Adding to the level of uncertainty ahead in Washington are Trump’s proposed tariffs, with the administration announcing on Feb. 13 the newest—”reciprocal” levies that would raise charges against a number of countries to what they charge the U.S. for thousands of products, with no effective date noted. Commerce Secretary Howard Lutnick and others are set to announce tariff details in an April 1 report, the White House said.

While original 25% levies on Canada and Mexico are paused until March 1, a 10% levy against Chiina now is in effect. Sarah Martin, associate director of forecasting for Dodge Construction Network, says that with 70% of U.S. softwood lumber and gypsum imports sourced from North American neighbors, “nonresidential sector firms will see more vulnerability to supply chain disruptions and material shortages.” 

Also at risk are needed power imports to border regions such as New York state, with Ontario and British Columbia threatening to restrict supply if tariffs take effect, according to a Feb. 11 S&P Global research note.  “There are opportunities … to actually move away from the conversation about tariffs,” Canada energy minister Jonathan Wilkinson told a global energy conference in Washington earlier this month reported by S&P Global. 

Tariffs may also impact energy industry critical component costs, such as U.S. imports of electrical transmission transformers from Mexico, amid a current global shortage.

“One option … is to focus on … working more closely on critical minerals and energy, he said, calling for a formal binational alliance.

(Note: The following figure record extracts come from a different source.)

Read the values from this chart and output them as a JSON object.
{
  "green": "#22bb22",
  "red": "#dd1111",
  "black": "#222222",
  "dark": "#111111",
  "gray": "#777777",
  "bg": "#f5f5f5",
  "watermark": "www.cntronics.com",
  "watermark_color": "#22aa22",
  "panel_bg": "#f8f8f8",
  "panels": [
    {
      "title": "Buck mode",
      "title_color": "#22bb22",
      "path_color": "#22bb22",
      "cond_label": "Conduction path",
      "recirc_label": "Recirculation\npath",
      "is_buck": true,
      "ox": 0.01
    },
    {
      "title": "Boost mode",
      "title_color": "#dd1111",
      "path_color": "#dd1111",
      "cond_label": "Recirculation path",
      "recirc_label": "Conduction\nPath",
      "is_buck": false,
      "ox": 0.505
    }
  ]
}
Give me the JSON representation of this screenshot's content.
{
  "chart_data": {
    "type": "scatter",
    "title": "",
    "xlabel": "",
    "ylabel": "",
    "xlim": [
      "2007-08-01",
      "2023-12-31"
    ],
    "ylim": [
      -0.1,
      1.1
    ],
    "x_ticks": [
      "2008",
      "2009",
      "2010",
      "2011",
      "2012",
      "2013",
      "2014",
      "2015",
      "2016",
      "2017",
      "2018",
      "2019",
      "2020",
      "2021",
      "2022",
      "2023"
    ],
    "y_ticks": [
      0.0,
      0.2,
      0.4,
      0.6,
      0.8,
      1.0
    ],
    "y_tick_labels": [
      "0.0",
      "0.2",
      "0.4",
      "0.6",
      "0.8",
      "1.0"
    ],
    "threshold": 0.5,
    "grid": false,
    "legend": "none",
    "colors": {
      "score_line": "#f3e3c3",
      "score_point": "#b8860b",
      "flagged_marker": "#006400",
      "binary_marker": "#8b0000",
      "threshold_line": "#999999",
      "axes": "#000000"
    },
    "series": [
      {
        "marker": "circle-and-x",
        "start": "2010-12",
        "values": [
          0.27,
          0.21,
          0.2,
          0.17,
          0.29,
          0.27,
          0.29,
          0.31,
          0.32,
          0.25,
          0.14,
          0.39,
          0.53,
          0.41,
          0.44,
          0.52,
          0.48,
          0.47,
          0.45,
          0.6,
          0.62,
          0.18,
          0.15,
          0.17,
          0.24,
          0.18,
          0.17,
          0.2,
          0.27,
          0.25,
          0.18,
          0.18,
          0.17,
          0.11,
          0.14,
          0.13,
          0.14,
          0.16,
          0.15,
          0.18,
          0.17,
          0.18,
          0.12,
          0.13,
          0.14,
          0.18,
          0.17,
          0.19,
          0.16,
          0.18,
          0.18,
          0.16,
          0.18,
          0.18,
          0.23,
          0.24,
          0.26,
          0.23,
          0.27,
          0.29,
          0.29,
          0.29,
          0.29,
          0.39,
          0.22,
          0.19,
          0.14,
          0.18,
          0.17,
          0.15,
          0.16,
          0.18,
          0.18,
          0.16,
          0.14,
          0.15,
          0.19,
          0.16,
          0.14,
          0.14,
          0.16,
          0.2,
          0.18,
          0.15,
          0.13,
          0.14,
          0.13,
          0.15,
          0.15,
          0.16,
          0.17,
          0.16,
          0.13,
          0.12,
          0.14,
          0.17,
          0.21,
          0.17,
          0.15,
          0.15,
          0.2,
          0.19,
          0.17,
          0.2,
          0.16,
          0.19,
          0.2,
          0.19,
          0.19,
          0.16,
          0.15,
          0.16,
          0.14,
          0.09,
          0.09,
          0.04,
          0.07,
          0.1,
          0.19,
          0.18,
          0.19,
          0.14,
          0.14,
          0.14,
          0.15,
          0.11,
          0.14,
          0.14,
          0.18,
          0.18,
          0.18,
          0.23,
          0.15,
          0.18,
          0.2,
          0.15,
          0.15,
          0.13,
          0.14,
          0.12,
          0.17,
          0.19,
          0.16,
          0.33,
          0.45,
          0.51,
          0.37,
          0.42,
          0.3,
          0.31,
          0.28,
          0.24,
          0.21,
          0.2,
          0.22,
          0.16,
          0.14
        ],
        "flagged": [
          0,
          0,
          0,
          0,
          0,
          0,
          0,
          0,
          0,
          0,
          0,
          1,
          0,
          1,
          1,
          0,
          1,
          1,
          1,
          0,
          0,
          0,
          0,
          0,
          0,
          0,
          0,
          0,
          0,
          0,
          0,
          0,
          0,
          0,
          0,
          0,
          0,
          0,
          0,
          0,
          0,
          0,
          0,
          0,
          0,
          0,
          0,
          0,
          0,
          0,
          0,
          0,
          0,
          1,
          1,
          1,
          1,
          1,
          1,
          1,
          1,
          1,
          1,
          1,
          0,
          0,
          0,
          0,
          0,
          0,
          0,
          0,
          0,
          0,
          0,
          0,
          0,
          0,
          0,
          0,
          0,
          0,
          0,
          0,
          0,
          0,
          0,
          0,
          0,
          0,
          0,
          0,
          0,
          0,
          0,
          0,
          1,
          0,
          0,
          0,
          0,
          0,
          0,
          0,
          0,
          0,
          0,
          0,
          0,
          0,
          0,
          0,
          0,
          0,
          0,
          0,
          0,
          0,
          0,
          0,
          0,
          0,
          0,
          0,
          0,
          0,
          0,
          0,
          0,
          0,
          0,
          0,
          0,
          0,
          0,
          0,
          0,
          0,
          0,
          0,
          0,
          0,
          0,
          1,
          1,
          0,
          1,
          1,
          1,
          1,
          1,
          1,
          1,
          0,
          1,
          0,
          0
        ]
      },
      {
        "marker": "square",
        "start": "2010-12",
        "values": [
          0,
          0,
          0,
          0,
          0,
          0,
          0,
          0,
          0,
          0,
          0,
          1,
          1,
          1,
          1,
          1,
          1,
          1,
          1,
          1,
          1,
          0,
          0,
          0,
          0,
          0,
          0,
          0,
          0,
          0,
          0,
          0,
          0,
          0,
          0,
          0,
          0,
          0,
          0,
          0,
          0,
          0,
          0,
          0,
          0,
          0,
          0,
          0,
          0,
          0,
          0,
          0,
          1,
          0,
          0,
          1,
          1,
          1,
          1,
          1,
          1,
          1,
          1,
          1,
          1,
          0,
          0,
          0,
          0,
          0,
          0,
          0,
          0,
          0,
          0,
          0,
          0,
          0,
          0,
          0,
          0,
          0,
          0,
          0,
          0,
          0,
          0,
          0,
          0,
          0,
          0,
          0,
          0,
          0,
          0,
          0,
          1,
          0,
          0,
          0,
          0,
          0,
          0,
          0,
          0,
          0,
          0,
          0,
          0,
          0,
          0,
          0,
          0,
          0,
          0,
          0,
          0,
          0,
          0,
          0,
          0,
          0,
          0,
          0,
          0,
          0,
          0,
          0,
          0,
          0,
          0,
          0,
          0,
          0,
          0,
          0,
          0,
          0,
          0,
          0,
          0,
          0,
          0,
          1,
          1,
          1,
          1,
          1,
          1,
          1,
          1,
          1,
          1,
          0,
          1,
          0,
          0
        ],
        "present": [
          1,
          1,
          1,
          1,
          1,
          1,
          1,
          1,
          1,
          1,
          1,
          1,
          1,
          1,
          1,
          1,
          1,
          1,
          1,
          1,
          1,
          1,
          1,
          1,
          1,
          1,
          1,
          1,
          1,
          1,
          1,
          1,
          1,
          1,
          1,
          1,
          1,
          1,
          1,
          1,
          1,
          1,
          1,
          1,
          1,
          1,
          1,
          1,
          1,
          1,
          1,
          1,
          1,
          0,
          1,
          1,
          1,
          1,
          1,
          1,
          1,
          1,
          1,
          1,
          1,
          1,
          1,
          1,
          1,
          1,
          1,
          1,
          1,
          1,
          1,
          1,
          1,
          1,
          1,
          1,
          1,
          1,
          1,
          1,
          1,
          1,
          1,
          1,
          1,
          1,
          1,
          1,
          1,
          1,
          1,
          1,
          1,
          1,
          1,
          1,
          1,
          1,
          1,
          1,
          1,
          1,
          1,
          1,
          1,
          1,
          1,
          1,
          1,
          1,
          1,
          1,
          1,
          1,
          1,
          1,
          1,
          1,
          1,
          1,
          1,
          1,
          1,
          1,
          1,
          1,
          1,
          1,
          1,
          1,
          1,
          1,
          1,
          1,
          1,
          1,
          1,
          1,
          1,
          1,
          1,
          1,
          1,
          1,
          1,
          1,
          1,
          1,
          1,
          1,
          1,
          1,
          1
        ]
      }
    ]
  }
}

Canada is a major global supplier of zinc, nickel, copper and graphite, used in “a range of American economic sectors,” Wilkinson said. But a 10% tariff on China imports remains, generating retaliatory levies. 

Trump also announced 25% tariffs on steel and aluminum late on Feb. 10, elevated from 10%, for all global exporters to the U.S., including allies Australia, the European Union, South Korea, Vietnam and Japan, effective on March 12. China exported about 892,000 metric tons of finished steel to the U.S. in 2024, up 5.5% from 2023, according to sector research firm CEIC. But these accounted for 0.8% of China’s steel exports. 

An EU official promised “firm and proportionate countermeasures,” but no retaliatory tariff has been detailed.

If tariffs move beyond immediate administration negotiating tactics, upward pressure on raw materials prices “will eventually translate into higher bid prices for construction and infrastructure projects,” says Macrina Wilkins, AGC senior research analyst. “It will take time for domestic producers to scale up to meet demand.”